1. Arm’s original description of its machine-learning hardware was a bit vague.
The Arm ML processor is supported by the company’s Neural Network (NN) software development kit that bridges the interface between ML software and the underlying hardware. This allows developers to target Arm’s CPU, GPU, and ML processors. In theory, waiting for the ML hardware will allow a critical mass of software to be available when the real hardware finally arrives. Most of the differences between the underlying hardware are hidden by runtimes and compilers.
In a sense, this is the same approach Nvidia is taking with its CUDA platform that targets a range of its GPUs. These GPUs are similar, but each has slight differences hidden by the CUDA support. Having their own framework makes it difficult for developers to move to different platforms. CUDA handles more than just artificial-intelligence (AI) and ML applications. Developers targeting higher-end ML tools like TensorFlow can usually move from platform to platform including Arm’s ML processor.
Nvidia’s NVDLA
Nvidia has also released the NVIDIA Deep Learning Accelerator (NVDLA) as open-source hardware. NVDLA is used in the company’s Xavier system-on-chip (SoC) designed for automotive and self-driving car applications.
2. The machine-learning processor developed by Arm consists of an array of compute engines with MAC convolution and programmable layer engines.
The ML processor incorporates an array of up to 16 sophisticated compute engines (Fig. 2). Each engine has its own local memory that’s used by the modules to process DNN models. The flow is typical for DNN implementations, starting with weights being applied to incoming data, processing via the MAC convolution engine, and then results processed by the programmable layer engine (PLE).
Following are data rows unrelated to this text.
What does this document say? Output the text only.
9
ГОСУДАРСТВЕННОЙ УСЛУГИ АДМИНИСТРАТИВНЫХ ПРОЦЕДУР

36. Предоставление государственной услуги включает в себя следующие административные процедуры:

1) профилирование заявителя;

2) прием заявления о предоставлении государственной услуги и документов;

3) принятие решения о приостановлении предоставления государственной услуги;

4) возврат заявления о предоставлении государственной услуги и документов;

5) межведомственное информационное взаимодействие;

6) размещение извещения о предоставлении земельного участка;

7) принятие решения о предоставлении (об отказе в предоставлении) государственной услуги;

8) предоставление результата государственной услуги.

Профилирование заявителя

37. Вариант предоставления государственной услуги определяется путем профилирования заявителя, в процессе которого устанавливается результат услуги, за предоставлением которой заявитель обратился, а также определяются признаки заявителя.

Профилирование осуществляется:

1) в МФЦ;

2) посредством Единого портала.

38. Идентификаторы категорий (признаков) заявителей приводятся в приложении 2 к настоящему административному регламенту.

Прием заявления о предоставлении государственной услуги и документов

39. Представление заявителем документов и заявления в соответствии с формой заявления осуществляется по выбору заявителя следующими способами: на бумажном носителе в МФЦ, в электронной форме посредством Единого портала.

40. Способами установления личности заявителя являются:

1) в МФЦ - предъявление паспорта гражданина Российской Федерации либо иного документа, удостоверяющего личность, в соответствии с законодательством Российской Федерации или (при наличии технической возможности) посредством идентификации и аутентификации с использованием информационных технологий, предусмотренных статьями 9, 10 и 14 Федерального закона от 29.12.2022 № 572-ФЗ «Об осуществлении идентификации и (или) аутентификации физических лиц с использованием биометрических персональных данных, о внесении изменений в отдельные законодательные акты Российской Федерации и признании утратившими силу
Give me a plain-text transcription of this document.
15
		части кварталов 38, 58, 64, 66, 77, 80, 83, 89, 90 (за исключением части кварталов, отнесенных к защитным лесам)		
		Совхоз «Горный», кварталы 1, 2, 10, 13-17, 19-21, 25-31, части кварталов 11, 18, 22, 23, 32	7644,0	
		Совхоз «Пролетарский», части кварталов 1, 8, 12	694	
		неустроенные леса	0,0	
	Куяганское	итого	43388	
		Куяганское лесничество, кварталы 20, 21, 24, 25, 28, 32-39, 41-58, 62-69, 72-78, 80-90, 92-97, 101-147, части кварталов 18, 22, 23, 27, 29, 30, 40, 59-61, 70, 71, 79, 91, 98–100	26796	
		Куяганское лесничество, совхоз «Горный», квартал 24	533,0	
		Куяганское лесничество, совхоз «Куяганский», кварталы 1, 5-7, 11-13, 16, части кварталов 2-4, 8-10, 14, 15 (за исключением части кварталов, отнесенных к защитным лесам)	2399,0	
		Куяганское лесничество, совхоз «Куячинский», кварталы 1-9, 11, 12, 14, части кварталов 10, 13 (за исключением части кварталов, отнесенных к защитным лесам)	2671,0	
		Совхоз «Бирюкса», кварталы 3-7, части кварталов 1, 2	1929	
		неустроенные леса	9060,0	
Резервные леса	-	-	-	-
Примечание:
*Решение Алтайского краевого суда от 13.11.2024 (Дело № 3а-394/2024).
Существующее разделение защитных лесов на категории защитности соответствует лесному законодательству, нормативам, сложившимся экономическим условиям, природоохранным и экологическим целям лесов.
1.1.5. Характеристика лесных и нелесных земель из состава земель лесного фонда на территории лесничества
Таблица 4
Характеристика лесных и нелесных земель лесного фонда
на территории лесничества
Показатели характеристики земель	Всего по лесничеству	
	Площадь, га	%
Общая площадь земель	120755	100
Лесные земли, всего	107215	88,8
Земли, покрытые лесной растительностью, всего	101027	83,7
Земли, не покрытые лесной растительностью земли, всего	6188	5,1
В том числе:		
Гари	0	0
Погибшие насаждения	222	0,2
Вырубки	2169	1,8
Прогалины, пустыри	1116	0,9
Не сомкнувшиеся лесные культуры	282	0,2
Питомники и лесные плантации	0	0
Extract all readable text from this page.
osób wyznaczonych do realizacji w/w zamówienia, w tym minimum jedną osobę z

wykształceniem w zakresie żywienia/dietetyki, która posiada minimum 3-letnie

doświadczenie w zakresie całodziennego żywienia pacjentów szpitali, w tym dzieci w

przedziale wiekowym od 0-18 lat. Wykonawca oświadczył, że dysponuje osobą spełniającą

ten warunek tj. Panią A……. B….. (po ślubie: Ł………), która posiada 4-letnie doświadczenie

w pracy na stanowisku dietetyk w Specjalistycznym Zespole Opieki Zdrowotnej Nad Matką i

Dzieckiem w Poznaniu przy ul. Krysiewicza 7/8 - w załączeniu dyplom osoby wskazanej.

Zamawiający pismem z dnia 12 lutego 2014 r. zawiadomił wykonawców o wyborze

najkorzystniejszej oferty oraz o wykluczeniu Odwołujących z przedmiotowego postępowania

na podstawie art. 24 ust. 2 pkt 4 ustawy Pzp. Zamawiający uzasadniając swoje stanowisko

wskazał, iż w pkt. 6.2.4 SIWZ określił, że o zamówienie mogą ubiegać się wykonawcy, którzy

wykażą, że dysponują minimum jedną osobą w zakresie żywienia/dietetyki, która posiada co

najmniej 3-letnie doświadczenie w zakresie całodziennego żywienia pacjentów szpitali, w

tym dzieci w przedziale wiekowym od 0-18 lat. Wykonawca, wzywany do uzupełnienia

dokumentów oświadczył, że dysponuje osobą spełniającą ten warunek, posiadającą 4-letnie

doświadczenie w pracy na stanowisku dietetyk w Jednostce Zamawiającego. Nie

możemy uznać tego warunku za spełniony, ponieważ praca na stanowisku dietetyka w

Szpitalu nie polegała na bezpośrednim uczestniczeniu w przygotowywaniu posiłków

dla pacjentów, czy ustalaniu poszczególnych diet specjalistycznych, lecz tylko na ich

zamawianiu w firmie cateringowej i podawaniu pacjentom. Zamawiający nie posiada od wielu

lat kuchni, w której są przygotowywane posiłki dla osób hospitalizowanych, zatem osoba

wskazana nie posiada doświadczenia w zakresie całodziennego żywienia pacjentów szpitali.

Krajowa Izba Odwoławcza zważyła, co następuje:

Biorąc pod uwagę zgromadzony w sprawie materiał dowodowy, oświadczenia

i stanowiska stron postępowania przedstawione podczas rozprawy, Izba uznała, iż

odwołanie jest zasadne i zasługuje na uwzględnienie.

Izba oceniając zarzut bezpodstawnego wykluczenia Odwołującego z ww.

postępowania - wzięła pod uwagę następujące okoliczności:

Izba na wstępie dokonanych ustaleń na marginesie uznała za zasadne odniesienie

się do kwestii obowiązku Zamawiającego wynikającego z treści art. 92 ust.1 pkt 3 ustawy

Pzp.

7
The MAC convolution engine has 128 multiple-accumulate (MAC) units.
The PLE (Fig. 3) is a vectorized microcontroller that processes the result of the convolution. It’s more like a RISC platform optimized for wrapping up the processing of a layer for a section of a DNN model that has many layers. The processing requires many iterations through the system, which will be processing sections in parallel. The PLE handles chores such as pooling and activation.
3. The Arm programmable layer engine is essentially a vectorized microcontroller designed to handle neural-network layer operations.
At TOPS Speed
Arm’s initial implementation is designed to deliver 4.6 tera operations/s (TOPS). The version designed for high-end mobile devices is designed to deliver 3 TOPS/W using 7-nm chip technology. The design is scalable, allowing it to be employed with Arm’s range of microcontroller and microprocessor designs. The system is designed to scale from 20 gigaoperations/s (GOPS) for the Internet of Things (IoT) to 150 TOPS for high-end enterprise applications. Of course, low-end platforms will not be as powerful, but will use much less power.
Part of the challenge of nailing down a final design is how to address details such as the type and magnitude of the weights involved in the DNN. The datatypes may be as small as one bit, and a number of tiny floating-point formats are being used in ML research.
More details are expected later this year. In the meantime, though, developers are already using Arm CPU and GPU platforms for ML tasks.